Imagen es percepción

¿Se rompió el protocolo en la toma de posesión?

Brenda Sanchinelli imagen_es_percepcion@yahoo.com

Publicado el

Después de la toma de posesión del presidente Giammattei, muchos afirmaban que se había roto el protocolo. Pero, ¿cuál protocolo?

Por supuesto que el acto fue singular, por la música y los saludos al entrar a la Sala Efraín Recinos. ¡Muy a “su manera”, pues, pero claro que se vale! Me encantó la emotividad, espontaneidad y discurso alentador. Giammattei se convirtió sin duda alguna en el mejor orador que ha tenido la silla presidencial hasta hoy. La ceremonia fue algo diferente y eso podría ser un buen presagio y reflejo de su sello personal en el gobierno. Mostró que se atreve a hacer cosas innovadoras que podrían levantar a nuestra nación lastimada y quebrada.

Es importante entender que las ceremonias del Estado de Guatemala son manejadas por la Cancillería y se rigen por la ley de Ceremonial Diplomático, por lo que se esperaría que hubiera un ordenamiento establecido (al menos en lo que concierne al fondo del acto). Muy diferente a nuestra realidad, donde cada uno de los presidentes ha marcado su propia pauta, cambiando a su gusto detalles importantes que no deberían alterarse.

Tradicionalmente este evento se ha manejado en base a la costumbre, y si se presenta un vacío o duda en cualquier tema al momento de organizarlo, se recurre a la norma internacional. Por esta razón sería un buen reto para el nuevo ministro de Relaciones Exteriores proponer una ley específica que rija este acto.

Siempre hay cambios. Por ejemplo, eligen el lugar del acto (uno lo hizo en el estadio Mateo Flores, otro en el Domo, otros en el Teatro Nacional), cuando debería de realizarse en el Congreso de la República, por ser este acto parte de la sesión solemne que inicia en ese recinto y donde a lo largo de la historia se ha realizado. Por cierto, el retraso de seis horas en la ceremonia se debió al relajo y transas que armaron los diputados, lo que es una afrenta para los invitados y el pueblo de Guatemala.

En la sesión solemne del Congreso de la República, el presidente saliente entregó sus “insignias de mando”, es decir la banda presidencial larga, cuyo uso es muy latinoamericano porque esta costumbre deriva de España. El pin de presidente y el collar presidencial (contiene la llave que abre la urna que resguarda la Constitución Política de la República de Guatemala, ubicada en el Congreso).

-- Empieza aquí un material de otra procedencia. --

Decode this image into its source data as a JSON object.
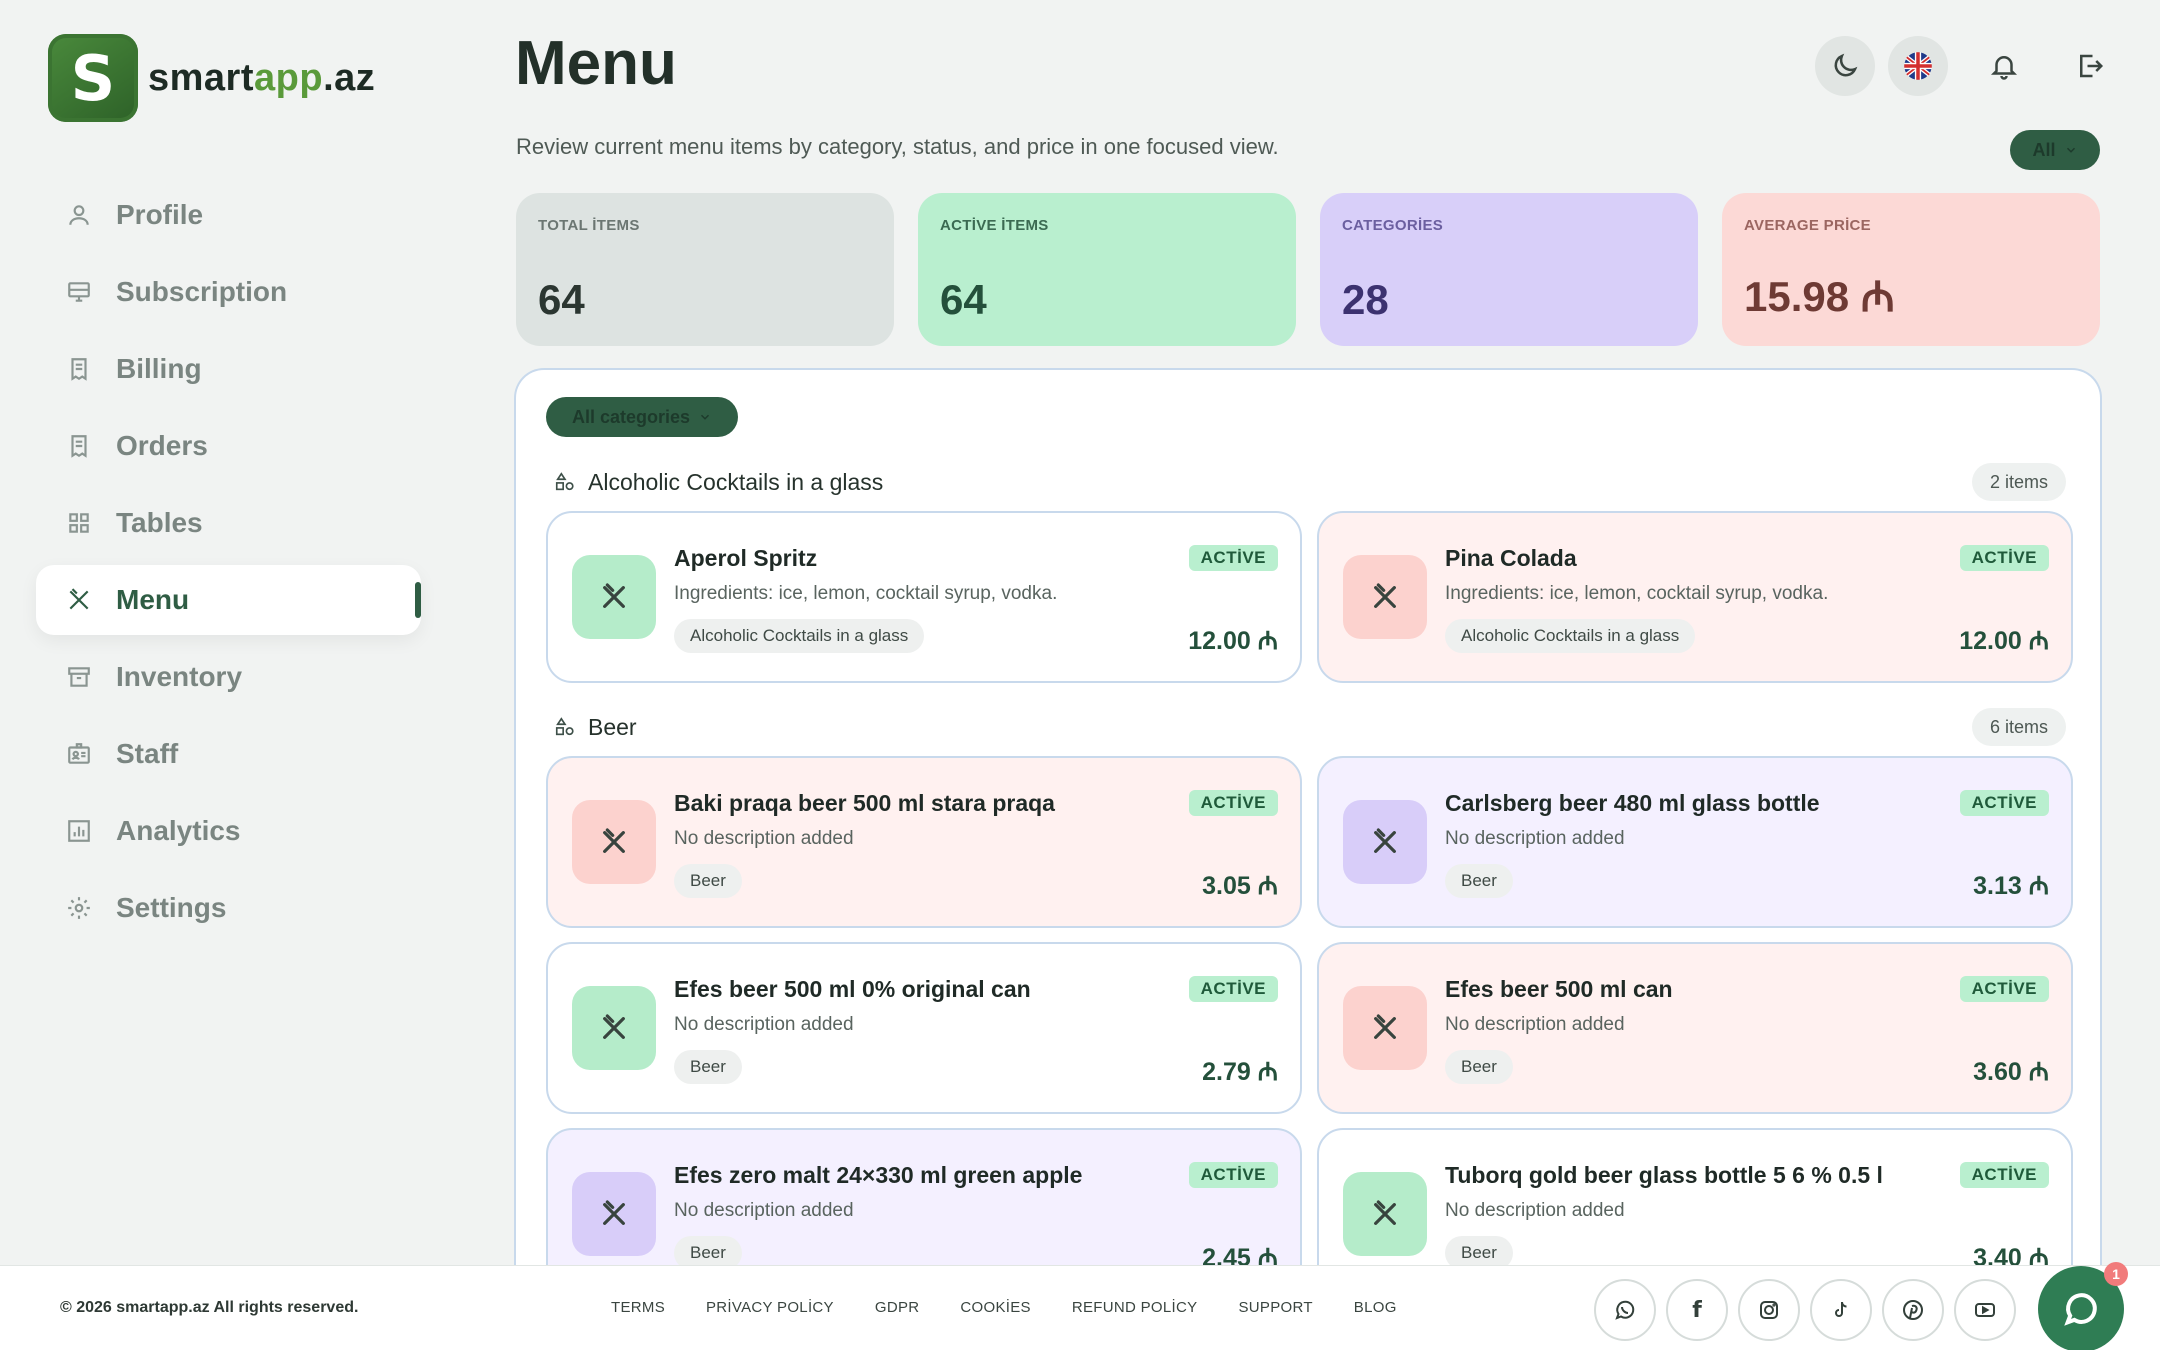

Otro aspecto que ha variado es la juramentación. El presidente electo fue juramentado por el presidente del Congreso. En este caso el juramento fue sobre una Biblia. Colom, por ejemplo, decidió juramentarse sobre la Constitución, cambiando la tradición, ya que en Guatemala se había utilizado por décadas el esquema de protocolo norteamericano, donde el cónyuge sostiene la Biblia. Luego firmó el Libro de Oro, el cual se ha utilizado desde 1892. Allí constan todas las actas de tomas de posesión. En su pasta hay un escudo nacional de bronce.

El vestuario que utilizó Giammattei me pareció adecuado. Seleccionó un traje oscuro y camisa blanca. Su corbata llamó mucho la atención, elaborada de tela de corte (falda) jaspeado de Salcajá, un municipio de Quetzaltenango. Esta corbata le dio un toque característico de pertenencia y orgullo por la diversidad étnica de Guatemala. Al mismo tiempo promocionó a nivel internacional la belleza de los tejidos típicos guatemaltecos. Su hija lució realmente elegante, sencilla y sobria. Con un traje negro de chaqueta y falda en corte A. Un estilo clásico, pelo recogido, al igual que su maquillaje discreto y joyería pequeña. Su actitud, inteligente y amable.
Finalmente puedo decir que, más allá del protocolo, se respiran aires de esperanza. Ojalá Alejandro Giammattei no nos decepcione.